On the night of 2nd and 3rd June 2015, a US-led coalition bombed the town of Hawija, Iraq. The attack was targeting an IS bomb facility but led to massive secondary explosions that wiped out an entire neighbourhood and destroyed infrastructure and vital facilities, including a hospital. It took the Dutch government four years to be transparent about its involvement in this bombardment, that too only after Dutch investigative journalists found out that the Dutch military had carried out the attack. Researchers Jip van Dort, Lauren Gould and Marrit Woudwijk, all associated with the Intimacies of Remote Warfare programme of the Utrecht University, investigated the incident and have compiled their findings in this book (in Dutch).
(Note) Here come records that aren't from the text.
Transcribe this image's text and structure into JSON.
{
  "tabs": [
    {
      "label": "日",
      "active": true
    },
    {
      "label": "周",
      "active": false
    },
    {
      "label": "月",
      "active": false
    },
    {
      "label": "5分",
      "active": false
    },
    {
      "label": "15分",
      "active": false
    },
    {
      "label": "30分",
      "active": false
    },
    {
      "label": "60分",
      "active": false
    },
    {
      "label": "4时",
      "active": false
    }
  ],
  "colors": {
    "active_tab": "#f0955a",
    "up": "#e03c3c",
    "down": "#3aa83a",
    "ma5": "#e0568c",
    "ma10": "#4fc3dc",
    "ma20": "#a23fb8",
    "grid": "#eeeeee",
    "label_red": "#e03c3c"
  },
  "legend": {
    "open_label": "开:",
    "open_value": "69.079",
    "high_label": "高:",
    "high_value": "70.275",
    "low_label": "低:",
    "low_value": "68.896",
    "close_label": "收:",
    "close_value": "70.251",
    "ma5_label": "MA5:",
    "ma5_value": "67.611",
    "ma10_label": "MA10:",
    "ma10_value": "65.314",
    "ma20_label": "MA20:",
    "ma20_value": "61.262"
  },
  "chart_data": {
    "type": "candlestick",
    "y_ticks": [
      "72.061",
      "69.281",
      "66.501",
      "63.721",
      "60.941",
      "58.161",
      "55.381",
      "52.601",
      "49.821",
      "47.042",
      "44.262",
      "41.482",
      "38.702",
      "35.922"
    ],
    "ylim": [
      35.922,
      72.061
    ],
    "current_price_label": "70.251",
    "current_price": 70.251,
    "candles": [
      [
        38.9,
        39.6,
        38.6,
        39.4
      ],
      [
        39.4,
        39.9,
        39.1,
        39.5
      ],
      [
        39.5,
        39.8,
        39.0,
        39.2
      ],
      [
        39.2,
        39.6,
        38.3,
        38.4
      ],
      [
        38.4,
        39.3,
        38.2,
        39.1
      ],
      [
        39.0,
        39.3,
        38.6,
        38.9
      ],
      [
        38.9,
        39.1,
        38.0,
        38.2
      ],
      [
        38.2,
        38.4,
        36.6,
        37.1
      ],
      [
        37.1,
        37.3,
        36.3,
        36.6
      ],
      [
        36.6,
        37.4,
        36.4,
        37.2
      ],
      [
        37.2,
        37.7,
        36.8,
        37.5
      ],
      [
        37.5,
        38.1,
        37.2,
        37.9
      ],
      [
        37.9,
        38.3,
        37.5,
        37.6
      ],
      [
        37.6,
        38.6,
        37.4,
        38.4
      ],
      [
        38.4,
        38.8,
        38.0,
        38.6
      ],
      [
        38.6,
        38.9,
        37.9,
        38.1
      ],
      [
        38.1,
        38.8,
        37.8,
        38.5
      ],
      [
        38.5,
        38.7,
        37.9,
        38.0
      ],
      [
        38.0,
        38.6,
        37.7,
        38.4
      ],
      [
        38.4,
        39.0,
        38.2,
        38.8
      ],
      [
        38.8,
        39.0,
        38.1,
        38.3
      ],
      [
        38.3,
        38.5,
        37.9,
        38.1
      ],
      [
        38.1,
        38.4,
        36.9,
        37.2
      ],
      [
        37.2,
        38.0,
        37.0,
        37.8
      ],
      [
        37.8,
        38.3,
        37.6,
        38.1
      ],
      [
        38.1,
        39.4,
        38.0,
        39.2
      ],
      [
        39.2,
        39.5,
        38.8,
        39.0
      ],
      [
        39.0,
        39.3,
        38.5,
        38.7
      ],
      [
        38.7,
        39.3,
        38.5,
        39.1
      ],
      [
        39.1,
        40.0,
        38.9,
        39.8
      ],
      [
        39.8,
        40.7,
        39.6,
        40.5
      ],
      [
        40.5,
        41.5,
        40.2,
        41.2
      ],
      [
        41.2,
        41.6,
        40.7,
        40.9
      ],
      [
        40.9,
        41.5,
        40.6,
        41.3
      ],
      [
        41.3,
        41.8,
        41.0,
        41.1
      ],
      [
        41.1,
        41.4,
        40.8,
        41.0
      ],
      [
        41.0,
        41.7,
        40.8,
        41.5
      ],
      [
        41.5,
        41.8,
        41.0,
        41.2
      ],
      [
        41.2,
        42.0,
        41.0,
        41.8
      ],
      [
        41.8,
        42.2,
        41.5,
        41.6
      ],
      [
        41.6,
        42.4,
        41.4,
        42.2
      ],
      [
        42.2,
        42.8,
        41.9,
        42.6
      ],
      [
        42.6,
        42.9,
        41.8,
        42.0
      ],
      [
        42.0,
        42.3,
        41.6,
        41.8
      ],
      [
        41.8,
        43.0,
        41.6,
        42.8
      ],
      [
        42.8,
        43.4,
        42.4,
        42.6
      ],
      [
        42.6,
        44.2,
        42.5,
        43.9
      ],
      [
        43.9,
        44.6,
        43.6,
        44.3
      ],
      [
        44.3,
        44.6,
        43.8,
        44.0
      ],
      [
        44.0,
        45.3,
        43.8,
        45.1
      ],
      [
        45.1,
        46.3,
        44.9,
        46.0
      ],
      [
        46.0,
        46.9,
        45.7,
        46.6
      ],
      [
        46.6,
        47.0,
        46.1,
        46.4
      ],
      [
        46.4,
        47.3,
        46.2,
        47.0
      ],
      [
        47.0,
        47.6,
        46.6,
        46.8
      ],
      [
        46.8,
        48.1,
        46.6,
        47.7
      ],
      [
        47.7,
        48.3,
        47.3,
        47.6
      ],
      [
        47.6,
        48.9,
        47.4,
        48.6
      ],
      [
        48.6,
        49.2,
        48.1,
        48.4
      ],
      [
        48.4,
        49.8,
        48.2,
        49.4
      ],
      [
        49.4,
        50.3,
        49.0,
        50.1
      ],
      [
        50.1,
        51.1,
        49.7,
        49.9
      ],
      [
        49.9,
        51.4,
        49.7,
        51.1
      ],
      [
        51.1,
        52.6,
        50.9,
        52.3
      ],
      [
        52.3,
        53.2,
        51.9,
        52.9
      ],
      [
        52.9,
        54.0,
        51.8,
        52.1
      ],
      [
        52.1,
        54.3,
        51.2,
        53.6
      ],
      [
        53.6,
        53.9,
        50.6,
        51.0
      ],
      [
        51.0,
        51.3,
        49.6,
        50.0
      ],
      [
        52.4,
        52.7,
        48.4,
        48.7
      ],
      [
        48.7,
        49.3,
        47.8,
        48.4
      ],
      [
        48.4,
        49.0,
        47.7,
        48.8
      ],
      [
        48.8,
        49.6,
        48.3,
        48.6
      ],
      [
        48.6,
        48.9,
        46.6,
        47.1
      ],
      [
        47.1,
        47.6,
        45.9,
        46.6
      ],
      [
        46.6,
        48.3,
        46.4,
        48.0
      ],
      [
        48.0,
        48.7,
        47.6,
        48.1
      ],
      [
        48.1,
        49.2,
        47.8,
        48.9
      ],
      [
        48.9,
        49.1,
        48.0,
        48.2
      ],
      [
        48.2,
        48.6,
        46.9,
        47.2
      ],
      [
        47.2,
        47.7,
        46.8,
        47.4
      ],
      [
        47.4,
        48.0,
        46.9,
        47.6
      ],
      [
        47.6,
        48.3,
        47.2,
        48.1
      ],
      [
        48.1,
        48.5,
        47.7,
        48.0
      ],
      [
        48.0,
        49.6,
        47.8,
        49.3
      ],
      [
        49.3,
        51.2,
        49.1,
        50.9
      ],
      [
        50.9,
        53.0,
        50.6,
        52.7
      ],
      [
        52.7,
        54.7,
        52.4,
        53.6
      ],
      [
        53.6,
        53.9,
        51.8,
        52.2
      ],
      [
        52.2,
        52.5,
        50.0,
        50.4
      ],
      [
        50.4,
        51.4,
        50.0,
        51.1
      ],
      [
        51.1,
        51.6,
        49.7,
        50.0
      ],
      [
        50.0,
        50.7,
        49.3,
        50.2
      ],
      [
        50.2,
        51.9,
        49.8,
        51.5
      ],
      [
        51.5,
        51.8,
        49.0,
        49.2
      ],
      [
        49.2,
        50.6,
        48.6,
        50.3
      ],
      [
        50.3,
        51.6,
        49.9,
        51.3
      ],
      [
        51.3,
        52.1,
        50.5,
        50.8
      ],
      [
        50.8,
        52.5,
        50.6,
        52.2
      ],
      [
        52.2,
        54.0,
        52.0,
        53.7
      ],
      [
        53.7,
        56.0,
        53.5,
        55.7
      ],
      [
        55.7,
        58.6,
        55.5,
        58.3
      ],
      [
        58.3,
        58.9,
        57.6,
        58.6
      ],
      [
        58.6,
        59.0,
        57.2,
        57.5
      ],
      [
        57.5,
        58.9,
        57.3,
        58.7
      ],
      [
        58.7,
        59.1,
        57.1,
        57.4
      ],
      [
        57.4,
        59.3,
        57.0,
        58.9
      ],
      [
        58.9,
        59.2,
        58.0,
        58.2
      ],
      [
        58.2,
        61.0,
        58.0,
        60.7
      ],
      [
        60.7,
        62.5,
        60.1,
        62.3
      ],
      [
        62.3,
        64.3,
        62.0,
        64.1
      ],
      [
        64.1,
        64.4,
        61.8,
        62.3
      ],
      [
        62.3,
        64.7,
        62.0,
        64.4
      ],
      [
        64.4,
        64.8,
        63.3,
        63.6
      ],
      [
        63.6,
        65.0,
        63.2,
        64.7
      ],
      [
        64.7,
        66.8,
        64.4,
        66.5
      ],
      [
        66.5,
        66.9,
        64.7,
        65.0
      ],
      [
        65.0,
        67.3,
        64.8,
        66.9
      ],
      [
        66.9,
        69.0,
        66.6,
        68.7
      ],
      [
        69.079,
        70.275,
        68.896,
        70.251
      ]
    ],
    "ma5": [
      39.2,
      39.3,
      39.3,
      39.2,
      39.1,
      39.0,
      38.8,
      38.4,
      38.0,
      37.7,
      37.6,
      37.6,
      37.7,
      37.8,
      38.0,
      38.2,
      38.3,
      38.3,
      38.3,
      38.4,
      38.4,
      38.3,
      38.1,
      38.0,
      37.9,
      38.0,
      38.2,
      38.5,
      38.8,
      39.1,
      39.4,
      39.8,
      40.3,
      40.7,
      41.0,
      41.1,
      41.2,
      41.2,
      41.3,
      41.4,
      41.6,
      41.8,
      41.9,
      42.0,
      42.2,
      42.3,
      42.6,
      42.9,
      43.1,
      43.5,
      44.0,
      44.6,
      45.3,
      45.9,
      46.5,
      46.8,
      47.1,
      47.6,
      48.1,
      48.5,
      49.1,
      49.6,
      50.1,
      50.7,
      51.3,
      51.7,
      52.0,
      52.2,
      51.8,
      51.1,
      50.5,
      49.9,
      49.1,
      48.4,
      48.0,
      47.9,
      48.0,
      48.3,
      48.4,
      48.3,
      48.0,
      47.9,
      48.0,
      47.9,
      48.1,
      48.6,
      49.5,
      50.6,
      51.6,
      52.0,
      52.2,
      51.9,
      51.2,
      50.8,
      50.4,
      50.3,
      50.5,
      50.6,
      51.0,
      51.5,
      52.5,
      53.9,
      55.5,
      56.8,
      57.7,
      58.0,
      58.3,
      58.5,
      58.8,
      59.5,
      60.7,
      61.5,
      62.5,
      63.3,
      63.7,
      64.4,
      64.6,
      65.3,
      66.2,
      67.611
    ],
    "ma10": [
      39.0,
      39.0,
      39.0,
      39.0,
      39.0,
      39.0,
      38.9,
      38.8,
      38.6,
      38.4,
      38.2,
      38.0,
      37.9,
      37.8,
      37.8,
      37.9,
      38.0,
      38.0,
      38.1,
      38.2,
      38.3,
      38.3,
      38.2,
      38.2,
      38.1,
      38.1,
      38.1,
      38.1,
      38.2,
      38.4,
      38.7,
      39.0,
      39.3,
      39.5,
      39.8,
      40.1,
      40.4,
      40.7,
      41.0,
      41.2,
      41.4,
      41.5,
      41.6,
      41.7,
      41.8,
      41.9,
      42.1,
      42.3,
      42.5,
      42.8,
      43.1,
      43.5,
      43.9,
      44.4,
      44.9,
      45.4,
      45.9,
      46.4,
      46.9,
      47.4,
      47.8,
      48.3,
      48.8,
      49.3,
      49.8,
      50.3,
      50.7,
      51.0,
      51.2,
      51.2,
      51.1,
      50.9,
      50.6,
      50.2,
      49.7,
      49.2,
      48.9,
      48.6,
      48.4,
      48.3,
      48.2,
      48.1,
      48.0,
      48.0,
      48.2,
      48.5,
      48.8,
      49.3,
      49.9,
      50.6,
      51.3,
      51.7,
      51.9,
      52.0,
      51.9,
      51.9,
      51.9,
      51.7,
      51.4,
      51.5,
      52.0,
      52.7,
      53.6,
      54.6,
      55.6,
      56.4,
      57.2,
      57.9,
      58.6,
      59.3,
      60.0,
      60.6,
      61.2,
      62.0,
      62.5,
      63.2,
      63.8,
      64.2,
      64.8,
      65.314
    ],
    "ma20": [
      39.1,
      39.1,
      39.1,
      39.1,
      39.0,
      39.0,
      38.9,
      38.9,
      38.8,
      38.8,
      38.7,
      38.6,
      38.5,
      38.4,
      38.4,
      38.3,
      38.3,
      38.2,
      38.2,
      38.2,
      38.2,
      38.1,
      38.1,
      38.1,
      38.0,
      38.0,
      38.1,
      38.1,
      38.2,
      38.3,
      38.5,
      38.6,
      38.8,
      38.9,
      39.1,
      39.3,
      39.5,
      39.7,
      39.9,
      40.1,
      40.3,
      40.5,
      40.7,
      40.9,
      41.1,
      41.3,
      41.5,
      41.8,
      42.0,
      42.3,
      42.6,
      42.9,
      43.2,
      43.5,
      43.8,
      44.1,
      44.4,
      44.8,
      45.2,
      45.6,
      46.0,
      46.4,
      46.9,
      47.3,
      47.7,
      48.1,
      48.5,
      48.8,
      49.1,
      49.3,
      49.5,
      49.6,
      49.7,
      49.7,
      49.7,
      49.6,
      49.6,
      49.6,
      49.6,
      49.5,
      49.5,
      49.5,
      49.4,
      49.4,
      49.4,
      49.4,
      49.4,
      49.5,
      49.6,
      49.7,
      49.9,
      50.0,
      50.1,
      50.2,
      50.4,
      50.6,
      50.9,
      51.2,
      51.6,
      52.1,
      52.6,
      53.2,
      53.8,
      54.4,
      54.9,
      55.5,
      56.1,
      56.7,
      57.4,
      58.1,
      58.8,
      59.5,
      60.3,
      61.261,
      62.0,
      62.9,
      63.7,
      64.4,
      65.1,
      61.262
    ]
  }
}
How could dozens of civilians be killed in Hawija, despite official procedures and the deployment of precision weapons? Why was the attack kept secret for years? What impact did the attack have on civilians on the ground, and on our democracy? And what does this tell us about our contemporary warfare? The authors conclude that these questions can only be answered by bringing together multiple perspectives. Therefore, this publication reflects the insights of politicians, NGOs, scientists, survivors and human rights lawyer and founder of The Nuhanovic Foundation, Liesbeth Zegveld.
In this book, the authors show devastating effects of long-distance wars, and call for an honest discussion on civilian casualties.